Welcome, congrats on jumping in and seeking answers.

Hey, thanks! Lots of valuable stuff here -- and a great community, too. Fun to be a part of. :)

1. I can't really see how it makes sense for the to shut down the conversion process. It creates an opportunity for people to create a higher tax liability aka more money for the government. They don't really shut down gravy trains, especially when 98% of the population don't know about or are effected by it.

How does it create an opportunity for a

*higher* tax liability? The whole point of the conversion process is to keep your tax brackets low (avoiding capital gains taxes, etc.), and basically avoiding income tax by withdrawing/converting less than your standard deduction each year. So for us (married filing jointly), when FIRE-time is getting close, the strategy would be to start converting something like ~12k/year (whatever's less than the standard deduction), and then have enough income from long-term capital gains/dividends to cover the rest of our annual living expenses (let's say an additional $33k, or something). Because our 'income' is only ~$12k, that $33k is not taxed -- and we pay no annual taxes, even though we have $45k of effective income.

2. Personally, I would pay down until you can get PMI removed, then do the min through the remaining life of the loan. I have a 30 yr Fixed @ 3.75% and haven't (and don't plan to) pay any extra towards it ever.

Yeah, I have thought about that as well -- psychologically, it would feel good to not have PMI (just like not having a mortgage/rent payment would feel good), but similar to the "don't pay down your mortgage if you have a low interest rate" strategy, I wasn't sure if it made sense to pay down quickly to avoid PMI... so I did some math (see below), and I

*think* I confirmed that it doesn't quite make sense.

Scenario 1:

If we save that $250/mo as cash in our checking account, we'll pay $20,240 in PMI, but will have $27.5k in cash (takes 110 months until we hit 20% equity, and stop paying PMI). If we invest that $250/mo and get 5% returns annually, that $27.5k would actually be $34,940.84 after 110 months.

Scenario 2:

If instead of saving that $250/mo, we put it towards our mortgage, so we'll pay $14,536 in PMI, and will have put $19750 towards our mortgage principal in the 79 months it will take for us to hit 20% equity of the loan amount. Ok, so we're done with PMI at month 79 -- let's quit paying extra on our mortgage, and invest that $184/mo PMI + $250 extra principal (total: $434/mo) at 5% for 31 months until month 110 (from our previous example). We'd have $14,389.46 at month 110. Yikes! That's a lot less...

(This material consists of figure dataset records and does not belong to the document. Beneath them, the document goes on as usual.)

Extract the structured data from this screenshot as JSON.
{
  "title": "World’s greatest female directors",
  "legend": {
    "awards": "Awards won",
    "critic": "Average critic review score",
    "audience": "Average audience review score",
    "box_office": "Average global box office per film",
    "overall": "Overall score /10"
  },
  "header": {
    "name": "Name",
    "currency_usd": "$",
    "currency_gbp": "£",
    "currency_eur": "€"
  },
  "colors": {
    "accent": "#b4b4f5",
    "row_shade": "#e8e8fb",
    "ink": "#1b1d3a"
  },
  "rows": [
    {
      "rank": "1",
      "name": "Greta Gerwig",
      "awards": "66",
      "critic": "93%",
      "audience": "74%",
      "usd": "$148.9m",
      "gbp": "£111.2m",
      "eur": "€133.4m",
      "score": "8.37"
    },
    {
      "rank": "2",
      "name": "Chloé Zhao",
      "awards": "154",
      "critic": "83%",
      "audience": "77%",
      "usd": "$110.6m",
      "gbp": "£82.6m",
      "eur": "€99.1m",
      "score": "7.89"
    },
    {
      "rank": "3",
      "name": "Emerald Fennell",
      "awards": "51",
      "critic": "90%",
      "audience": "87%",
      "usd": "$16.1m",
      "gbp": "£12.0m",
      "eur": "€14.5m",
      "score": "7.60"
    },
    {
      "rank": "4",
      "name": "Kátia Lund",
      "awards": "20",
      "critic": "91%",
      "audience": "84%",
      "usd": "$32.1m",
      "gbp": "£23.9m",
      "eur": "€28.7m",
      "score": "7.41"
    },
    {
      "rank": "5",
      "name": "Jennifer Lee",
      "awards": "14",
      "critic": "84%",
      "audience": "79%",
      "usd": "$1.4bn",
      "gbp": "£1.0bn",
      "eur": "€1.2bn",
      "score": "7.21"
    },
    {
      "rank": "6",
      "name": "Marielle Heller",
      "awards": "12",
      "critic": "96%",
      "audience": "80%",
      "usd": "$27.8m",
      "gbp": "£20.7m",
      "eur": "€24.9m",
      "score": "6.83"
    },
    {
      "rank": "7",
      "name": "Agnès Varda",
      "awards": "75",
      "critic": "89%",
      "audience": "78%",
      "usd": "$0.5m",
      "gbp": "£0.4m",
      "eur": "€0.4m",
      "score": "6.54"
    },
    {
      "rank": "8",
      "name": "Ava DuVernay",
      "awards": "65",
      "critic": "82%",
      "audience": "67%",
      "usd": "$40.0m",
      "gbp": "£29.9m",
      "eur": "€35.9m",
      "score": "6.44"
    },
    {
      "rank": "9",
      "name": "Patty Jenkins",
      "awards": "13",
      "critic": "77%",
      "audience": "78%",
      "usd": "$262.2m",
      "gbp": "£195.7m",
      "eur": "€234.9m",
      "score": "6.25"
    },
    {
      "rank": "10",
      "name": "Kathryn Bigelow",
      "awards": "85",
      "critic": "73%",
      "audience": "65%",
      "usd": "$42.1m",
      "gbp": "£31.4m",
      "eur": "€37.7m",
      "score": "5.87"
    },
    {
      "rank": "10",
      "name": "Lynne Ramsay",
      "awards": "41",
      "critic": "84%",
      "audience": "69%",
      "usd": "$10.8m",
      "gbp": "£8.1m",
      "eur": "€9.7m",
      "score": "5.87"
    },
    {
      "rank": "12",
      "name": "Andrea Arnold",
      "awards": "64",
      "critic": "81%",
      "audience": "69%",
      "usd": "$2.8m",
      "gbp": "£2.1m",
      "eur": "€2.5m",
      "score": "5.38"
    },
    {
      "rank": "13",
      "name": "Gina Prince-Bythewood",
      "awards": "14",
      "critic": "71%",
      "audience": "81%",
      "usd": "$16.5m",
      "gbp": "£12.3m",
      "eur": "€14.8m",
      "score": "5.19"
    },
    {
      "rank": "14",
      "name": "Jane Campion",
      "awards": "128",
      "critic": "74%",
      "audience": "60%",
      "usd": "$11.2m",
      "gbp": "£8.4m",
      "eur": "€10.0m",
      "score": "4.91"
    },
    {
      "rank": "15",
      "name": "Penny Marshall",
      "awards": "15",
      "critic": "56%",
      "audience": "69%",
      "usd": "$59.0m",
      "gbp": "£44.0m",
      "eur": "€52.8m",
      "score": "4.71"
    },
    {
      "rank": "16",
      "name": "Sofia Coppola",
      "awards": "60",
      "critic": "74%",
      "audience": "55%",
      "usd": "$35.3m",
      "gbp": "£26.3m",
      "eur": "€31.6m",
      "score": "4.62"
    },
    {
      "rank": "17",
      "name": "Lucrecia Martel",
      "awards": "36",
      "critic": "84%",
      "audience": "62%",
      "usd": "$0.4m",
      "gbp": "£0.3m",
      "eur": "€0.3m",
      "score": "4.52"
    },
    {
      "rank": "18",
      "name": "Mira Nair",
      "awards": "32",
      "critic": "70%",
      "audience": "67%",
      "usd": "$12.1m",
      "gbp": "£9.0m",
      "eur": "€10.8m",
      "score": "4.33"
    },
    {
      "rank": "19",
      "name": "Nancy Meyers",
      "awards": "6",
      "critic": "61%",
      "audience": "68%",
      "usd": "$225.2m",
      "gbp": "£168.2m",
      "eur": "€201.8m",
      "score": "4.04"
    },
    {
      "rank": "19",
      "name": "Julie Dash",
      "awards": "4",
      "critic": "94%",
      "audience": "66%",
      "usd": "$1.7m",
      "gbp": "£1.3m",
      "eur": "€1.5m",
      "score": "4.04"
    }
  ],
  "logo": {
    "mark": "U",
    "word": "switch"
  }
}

Let's play this out to 30 years from now, though, just to see what happens.

Scenario 1:

$34,940.85 + $250/mo + 184/mo (what we were paying for PMI) compounded at 5% for 250 more months =

**$289,981.63** in the bank, and a paid-off house.

Scenario 2:

$14,389.46 + $434/mo compounds at 5% for another 220 months, until the loan is paid off (110 + 220 = 330, or 30 months early, thanks to the $19570 in extra principal we put down) = $192,410.33, and a paid-off house.

Mortgage is paid off, so $192,410.33 + $1649.41/mo (monthly principal + interest payment) + $434/mo compounds at 5% for another 30 months (up until year 30) =

**$284,675.80** in the bank, and a paid-off house.

So if I did all my math correctly (I'm not a mathematician...), it looks like Scenario 2 does catch up a bit by year 30 -- but it's still a few thousand dollars behind, and will therefore never totally catch up to Scenario 1, much less surpass it. Adding more than $250/mo (e.g. $500/mo) to the Scenario 2 principal and the Scenario 1 savings only exacerbates the difference, as does a better interest rate on investments (e.g. 6%).